Kelly Lees and Anna Scobie, the co-founders Urban Hum, a Newcastle community-based beekeeping operation, are on a mission. They want more people to appreciate how good bees are for the planet, and they want to do it more of it in Newcastle.
While they began keeping bees for their own veggie gardens seven years ago, they have only been running the small Urban Hum business for two years.
But the business, which sees them tending to 115 hives - most of them in the backyards of enthusiastic bee fans throughout Newcastle’s suburbs, has grown to the point where it needs a financial boost just to take care of its current needs.
“We were both avid veggie gardeners and had to hand pollinate our zucchinis and thought that was a bit ridiculous because humans aren’t very good at pollinating zucchinis,” Scobie said. “So we went and did a beekeeping course ourselves.

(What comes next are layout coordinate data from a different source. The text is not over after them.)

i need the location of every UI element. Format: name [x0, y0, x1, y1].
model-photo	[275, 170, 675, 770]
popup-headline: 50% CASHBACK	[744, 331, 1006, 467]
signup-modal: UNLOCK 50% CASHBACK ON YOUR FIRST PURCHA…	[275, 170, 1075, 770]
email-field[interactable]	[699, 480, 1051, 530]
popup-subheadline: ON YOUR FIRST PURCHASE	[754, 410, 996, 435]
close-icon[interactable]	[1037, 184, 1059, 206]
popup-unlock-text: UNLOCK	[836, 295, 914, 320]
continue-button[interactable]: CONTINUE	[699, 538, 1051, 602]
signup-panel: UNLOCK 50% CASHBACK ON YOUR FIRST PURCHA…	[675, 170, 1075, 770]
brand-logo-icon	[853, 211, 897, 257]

Got one hive, that turned into two hives, then it was a full blown obsession.”
They had more than 70 people respond when they did their first call-out for people to host hives ($45 a year will get a host 4 kilograms of honey from the hive on their block and the benefits of a healthy swarm pollinating flowering plants within a 5-kilometre range of the hive).
Now, Urban Hum has a waiting list of more than 200 people who want to host or buy hives.
More urgently, Urban Hum has begun a Kickstarter fund-raising drive to raise $20,000 in pledges to purchase more boxes and hives to service their existing swarms and obtain more extraction equipment.
“We literally don’t have enough boxes to keep the bees happy and healthy, so they need more space,” Lees said. “European honey bees collect a lot of honey. The more boxes you can give them the more honey they can collect.”
Kelly Lees and Anna Scobie of Urban Hum tell why they love bees. pic.twitter.com/U24Xbq9aDJ— Jimmy (@JimmyKellar) November 28, 2016
Scobie said Urban Hum services about 7.5million bees. A hive will produce 30 to 80 kilograms of honey a year. Every jar of raw honey Urban Hum sells is from a single hive, with the suburb of origin noted. The firm sells through markets, selected retailers and online.
“Each hive is unique, the taste is different,” Lees said. “You are tasting one suburb, one hive. That’s what you miss out on with supermarket honey, it’s all blended.”
Urban Hum is increasingly asked to remove unwanted hives from difficult places, like chimneys, ceilings or wall cavities. Lees salvages the swarm, settles it down and tries to find a home for it.
Novocastrians are keen to care for their own hives, so Lees is offering workshops and mentoring classes. She will host a question session at Estabar on Sunday, December 4, at 2pm.